– Пью я, ваше царское величество, все лекарства! – отозвался на ломаном русском языке царский врач Данила Иевлевич фон Гаден* и, с этими словами вынув из-за пазухи своего черного кафтана, сшитого на немецкий покрой, серебряную ложку, налил в нее лекарства до самых краев и, хлебнув, крепко поморщился.
– Отпусти мне, Господи, мой тяжкий грех за то, что я принимаю лекарство из рук поганого жидовина! – набожно прошептал царь. – Грешим мы тем, что верим в человеческое врачевание, а не возлагаем надежду на помощь Всевышнего, – добавил он, обращаясь лицом к царевне.

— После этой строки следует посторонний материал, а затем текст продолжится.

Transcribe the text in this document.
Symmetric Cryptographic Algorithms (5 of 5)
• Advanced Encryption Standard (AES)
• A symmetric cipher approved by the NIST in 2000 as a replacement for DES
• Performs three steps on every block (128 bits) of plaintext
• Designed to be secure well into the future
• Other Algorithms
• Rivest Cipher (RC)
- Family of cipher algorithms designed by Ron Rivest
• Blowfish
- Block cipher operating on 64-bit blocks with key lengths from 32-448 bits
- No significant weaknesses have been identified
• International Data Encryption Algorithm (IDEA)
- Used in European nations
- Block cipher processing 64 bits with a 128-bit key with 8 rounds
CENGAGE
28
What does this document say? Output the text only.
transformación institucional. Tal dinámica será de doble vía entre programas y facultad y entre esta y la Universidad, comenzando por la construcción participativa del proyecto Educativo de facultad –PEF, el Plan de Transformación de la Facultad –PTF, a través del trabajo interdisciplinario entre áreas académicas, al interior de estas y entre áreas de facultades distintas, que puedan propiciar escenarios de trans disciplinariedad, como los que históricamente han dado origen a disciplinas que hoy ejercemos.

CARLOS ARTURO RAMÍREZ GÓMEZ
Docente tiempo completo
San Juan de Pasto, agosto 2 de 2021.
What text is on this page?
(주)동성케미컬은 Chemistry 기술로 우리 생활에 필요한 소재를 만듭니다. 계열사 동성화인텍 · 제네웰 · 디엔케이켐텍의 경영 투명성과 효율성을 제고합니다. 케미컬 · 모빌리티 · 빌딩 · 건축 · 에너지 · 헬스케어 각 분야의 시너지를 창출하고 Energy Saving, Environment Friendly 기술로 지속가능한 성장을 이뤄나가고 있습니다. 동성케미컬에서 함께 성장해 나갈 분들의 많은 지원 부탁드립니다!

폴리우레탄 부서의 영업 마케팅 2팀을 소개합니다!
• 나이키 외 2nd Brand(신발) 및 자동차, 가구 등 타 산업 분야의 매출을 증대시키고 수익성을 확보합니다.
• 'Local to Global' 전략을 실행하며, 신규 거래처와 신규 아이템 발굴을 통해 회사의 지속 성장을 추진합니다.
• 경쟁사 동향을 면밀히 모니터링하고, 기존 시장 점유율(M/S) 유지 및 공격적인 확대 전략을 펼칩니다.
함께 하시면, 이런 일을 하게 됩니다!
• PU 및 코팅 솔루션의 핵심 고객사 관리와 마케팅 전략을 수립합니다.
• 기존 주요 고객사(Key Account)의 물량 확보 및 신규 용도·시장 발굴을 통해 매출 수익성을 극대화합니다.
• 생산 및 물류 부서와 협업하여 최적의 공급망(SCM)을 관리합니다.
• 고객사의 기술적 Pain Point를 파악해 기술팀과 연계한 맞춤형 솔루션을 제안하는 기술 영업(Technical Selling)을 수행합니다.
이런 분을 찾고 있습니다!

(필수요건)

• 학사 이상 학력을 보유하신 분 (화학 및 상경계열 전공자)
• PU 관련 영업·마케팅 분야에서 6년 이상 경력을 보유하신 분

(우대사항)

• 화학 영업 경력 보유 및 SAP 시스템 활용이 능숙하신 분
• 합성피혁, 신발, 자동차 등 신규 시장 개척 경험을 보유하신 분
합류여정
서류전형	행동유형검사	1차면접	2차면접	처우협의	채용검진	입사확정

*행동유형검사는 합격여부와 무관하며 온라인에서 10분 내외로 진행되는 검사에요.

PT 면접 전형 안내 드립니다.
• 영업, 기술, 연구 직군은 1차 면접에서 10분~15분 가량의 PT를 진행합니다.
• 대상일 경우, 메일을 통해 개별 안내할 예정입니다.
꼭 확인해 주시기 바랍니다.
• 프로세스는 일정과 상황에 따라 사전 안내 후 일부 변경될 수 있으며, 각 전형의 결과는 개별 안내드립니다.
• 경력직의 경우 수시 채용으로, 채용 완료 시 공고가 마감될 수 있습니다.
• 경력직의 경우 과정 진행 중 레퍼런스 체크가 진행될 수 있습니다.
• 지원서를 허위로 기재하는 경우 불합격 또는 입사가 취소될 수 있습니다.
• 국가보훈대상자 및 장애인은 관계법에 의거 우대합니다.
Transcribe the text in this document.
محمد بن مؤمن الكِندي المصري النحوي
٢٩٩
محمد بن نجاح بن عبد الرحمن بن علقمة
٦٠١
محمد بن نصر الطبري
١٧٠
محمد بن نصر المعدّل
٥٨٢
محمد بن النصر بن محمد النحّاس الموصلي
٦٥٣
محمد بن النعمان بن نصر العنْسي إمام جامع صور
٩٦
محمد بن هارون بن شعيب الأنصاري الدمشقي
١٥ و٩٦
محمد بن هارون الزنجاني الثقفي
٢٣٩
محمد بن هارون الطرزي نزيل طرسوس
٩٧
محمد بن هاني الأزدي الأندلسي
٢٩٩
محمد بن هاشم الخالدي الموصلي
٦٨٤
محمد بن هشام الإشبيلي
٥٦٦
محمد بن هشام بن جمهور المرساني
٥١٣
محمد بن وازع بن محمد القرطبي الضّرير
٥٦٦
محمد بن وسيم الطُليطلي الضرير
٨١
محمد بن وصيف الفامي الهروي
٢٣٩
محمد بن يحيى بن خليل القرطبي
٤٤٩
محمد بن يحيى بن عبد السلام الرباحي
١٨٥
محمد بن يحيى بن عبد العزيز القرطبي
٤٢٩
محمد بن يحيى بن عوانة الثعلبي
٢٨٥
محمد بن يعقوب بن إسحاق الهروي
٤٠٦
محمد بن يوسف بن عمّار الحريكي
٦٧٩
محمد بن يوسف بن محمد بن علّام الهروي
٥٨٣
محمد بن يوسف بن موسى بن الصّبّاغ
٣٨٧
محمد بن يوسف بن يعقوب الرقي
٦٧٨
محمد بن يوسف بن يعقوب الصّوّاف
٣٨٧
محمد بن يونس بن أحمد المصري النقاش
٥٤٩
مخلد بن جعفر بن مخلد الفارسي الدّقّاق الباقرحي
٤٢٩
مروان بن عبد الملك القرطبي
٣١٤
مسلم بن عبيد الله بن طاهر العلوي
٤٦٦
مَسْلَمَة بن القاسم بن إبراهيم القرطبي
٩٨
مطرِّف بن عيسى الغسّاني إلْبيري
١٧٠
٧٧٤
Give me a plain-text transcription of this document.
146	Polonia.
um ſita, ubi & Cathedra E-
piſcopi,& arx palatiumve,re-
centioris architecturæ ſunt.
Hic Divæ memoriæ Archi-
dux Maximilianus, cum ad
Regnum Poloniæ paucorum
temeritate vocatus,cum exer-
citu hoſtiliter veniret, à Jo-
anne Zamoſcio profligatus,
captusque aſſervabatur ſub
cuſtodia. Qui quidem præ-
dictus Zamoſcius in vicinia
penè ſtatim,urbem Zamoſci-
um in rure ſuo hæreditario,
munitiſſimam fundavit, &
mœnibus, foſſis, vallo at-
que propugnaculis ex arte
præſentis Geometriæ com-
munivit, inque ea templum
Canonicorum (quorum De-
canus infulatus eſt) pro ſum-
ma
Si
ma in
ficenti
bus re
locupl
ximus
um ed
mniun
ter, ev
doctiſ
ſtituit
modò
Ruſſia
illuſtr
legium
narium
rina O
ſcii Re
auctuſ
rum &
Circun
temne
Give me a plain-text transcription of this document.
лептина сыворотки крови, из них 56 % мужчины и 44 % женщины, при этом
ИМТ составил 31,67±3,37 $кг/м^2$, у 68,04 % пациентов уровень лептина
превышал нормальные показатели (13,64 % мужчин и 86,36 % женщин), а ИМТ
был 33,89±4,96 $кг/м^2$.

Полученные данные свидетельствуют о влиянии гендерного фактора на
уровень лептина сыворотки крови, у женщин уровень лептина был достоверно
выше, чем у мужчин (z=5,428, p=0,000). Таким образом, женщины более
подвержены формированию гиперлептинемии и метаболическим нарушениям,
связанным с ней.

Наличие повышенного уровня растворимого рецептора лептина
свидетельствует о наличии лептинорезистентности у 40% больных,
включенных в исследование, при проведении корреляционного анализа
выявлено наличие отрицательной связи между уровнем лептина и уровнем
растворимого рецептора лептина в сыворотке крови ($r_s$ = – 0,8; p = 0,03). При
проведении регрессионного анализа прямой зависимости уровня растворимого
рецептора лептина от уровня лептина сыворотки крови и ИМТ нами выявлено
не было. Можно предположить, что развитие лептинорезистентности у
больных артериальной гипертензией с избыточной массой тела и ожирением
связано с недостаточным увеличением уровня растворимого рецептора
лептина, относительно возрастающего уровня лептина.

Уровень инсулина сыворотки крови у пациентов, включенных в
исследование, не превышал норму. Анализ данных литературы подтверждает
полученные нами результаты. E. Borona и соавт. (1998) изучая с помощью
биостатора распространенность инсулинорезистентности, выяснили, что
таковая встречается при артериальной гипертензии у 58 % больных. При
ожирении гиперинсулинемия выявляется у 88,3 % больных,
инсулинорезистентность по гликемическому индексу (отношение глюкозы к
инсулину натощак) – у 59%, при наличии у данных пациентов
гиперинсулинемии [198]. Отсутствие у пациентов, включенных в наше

– Греха в том нет, братец-голубчик. Ведомо, конечно, тебе, чему поучает апостол Павел. Он прямо пишет: аще болен, помазуйся елеем и позови врача, – вразумляла Софья своего брата.
– Приготовленное мною лекарство успокоит внутренности вашего царского величества. Оно составлено из веществ, имеющих самую целебную силу; в него положен и рог единорога, – докладывал Гаден.
Говоря это, он взбалтывал бывшую в руках его сткляницу и, посмотрев ее на свет, налил лекарства на золотую ложку и подошел к государю, между тем как царевна приподняла с подушки голову брата и поддерживала его за спину.
Царь осенил себя трижды крестным знамением. Гаден поднес к губам его ложку, а он, пристально и недоверчиво посмотрев на «жидовину», с видимым отвращением хлебнул поданную ему микстуру и, снова трижды перекрестясь, в бессилии опустился на постель.
Гаден тихонько вышел, а царевна встала около брата на колени и, взяв его свесившуюся с постели руку, со слезами целовала ее.
– Светик ты мой ненаглядный, братец ты мой родимый! Пошли тебе Господи скорее исцеление. Встань поскорее с одра скорби в утешение и на защиту нас, твоих единоутробных! Как усердно, и день и ночь, молю я о тебе Господа нашего Иисуса Христа и его пречистую Матерь! – говорила царевна, продолжая целовать со слезами руку брата.
– Ведаю, милая сестрица, твою любовь ко мне и плачу тебе ею же взаим, – говорил тихо царь, тронутый участием сестры. – Ты безотходно остаешься при мне, не как другие. Вот хотя бы матушка-царица в кой раз пришла бы навестить меня, а то совсем забыла!.. Чем я ее царское величество мог прогневать, да и как я дерзну сделать что-нибудь подобное, когда покойный наш родитель заповедал нам любить и чтить ее, как родную мать? – сетовал Федор Алексеевич, оскорбленный невниманием к нему мачехи Натальи Кирилловны.
На это сетование не отозвалась царевна ни полсловом, но по выражению ее лица можно было заметить, что ей не любы были такие почтительные и нежные речи царя о молодой мачехе.
– Прикажи-ка, сестрица, позвать ко мне князя Василия, – добавил он, смотря на Софью.
Румянец вспыхнул на щеках молодой царевны; с трудом преодолела она охватившее ее волнение и, поспешно встав с колен, неровным голосом передала приказание Федора постельничему, стоявшему в другой комнате у дверей царской опочивальни.
Царь, казалось, впал в забытье. Закрыв глаза, он тяжело дышал, а Софья, вернувшись в опочивальню, села в изголовье его постели.
Спустя немного времени дверь в царскую опочивальню тихо отворилась, и на пороге показался боярин.
При появлении его щеки царевны зарделись сильнее прежнего. Вошедший в царскую опочивальню боярин был высок ростом и статен. Он был, впрочем, далеко уже не молод; с виду было ему лет под пятьдесят, и седина довольно заметно пробивалась в его густой и окладистой бороде. Легко, однако, было заметить тот страстный взгляд, каким впилась царевна в пожилого боярина. Она так засмотрелась на него, как засматривается молодая девушка на полюбившегося ей юношу-красавца.
Помолившись перед иконою и отдав земной поклон перед постелью государя, боярин остановился поодаль от нее, ожидая, когда царь подзовет его к себе.
– Хочу я поговорить с князем Василием о царственных делах, а такие дела не женского ума работа. Уйди отсюда на некоторое времечко, сестричка, – ласково сказал Федор сестре.
Поцеловав снова руку брата и перекрестив его, она пошла из опочивальни, но на пороге приостановилась и обернула назад голову, чтобы взглянуть еще раз на боярина, и украдкою кивнула головою, как бы стараясь ободрить его этим знаком.